Vinda da Inglaterra, berço orgulhoso do autor, aportou no Rio de Janeiro uma exposição dos bastidores da Royal Shakespeare Company, documentados pela brasileira Ellie Kurttz, fotógrafa oficial do grupo há 12 anos. Os retratos, em cartaz no Centro Cultural Banco do Brasil, correspondem a um recorte de uma mostra maior, a de 150 anos de imagens do principal grupo shakespeariano em atividade, realizado pelo museu Victoria&Albert, em Cardiff. Completado por mesas redondas e palestras, o evento deve viajar por Brasília, Belo Horizonte e São Paulo. Ainda que o monólogo da Royal Shakespeare Company, encenado também em São Paulo, tenha inovado ao colocar uma cantora de cabaré no palco, diz-se que os ingleses são os últimos a arriscarem atualizações dos espetáculos elisabetanos. “Trata-se de Shakespeare puro, poético, bem construído”, diz Curi.

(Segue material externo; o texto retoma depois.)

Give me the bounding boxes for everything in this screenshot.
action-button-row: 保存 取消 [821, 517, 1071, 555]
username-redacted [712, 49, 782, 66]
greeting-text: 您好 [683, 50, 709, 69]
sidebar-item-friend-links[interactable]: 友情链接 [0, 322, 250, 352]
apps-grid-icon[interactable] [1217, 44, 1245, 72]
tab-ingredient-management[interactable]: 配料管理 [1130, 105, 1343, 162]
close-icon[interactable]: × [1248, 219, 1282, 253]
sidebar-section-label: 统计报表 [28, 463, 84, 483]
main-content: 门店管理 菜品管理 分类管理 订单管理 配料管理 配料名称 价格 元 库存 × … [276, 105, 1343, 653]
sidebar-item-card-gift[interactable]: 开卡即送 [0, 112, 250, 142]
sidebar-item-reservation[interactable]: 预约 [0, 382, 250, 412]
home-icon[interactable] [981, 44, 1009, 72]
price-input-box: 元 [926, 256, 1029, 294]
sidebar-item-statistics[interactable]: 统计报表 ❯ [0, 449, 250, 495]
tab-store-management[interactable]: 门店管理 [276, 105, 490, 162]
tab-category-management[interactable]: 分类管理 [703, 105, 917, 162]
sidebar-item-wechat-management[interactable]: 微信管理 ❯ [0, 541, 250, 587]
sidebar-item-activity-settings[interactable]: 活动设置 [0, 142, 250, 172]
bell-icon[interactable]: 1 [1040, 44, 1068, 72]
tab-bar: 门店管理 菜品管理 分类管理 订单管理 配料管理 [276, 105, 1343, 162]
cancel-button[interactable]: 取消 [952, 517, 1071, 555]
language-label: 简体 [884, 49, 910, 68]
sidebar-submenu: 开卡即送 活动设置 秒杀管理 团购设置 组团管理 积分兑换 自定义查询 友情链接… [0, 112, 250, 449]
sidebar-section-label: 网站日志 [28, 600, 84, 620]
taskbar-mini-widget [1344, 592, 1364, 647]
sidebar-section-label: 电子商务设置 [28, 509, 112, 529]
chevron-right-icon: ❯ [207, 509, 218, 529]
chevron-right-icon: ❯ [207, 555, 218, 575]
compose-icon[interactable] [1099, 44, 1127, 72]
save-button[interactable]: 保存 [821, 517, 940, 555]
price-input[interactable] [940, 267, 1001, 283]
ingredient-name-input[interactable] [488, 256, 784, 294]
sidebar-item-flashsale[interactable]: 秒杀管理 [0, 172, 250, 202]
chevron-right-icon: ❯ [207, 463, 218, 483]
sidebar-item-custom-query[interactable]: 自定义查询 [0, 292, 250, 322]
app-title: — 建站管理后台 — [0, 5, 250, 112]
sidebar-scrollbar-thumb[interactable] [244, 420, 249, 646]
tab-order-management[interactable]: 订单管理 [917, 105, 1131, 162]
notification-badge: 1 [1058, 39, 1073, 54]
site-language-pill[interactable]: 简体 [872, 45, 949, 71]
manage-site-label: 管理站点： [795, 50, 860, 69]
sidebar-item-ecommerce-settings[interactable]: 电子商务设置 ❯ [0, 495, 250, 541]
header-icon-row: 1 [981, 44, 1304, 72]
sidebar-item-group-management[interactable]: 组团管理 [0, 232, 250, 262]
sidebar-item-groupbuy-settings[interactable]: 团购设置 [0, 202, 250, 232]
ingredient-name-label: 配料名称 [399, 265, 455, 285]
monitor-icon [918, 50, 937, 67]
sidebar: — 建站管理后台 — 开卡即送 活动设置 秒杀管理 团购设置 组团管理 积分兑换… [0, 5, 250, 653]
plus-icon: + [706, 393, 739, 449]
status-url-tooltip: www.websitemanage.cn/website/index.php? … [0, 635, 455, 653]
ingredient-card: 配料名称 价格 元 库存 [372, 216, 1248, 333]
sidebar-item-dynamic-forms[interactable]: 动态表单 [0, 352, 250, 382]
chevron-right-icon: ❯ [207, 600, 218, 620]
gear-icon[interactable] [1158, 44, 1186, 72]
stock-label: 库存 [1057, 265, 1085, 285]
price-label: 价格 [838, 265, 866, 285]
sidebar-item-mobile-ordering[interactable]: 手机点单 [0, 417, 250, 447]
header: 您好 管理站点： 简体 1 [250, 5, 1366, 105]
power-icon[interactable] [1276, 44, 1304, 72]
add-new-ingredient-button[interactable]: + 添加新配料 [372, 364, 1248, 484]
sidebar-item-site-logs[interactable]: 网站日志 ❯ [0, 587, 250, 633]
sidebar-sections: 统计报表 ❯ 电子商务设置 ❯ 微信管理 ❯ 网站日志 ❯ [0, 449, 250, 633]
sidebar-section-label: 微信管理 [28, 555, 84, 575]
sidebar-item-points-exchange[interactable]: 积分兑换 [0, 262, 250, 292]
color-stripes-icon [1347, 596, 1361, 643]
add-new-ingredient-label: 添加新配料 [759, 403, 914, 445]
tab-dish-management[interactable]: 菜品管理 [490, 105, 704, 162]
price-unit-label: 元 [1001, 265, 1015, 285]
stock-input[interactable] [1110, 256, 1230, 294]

As montagens brasileiras mais importantes do autor, ao contrário, têm sido marcadas por certa liberdade em torno do modelo clássico. “Ham-let” do Teatro Oficina, dirigido por José Celso Martinez Corrêa, e o musical “Romeu e Julieta”, do Grupo Galpão, com direção de Gabriel Vilella, pouco mantiveram do texto além da concepção dos personagens. “Nós somos bem ousados. Diria até mesmo caras-de-pau para lidar com Shakespeare”, diz o curador. “Romeu e Julieta”, que recupera muito da vocação mambembe do teatro elisabetano (que, sim, nasceu nas ruas), foi, contudo, muitíssimo bem recebido pelo público do londrino Globe Theatre, em 2012. É que apesar de ter escrito em inglês – um dos poucos índices incontestáveis do teatro de William Shakespeare – já há muito ele pertence ao mundo.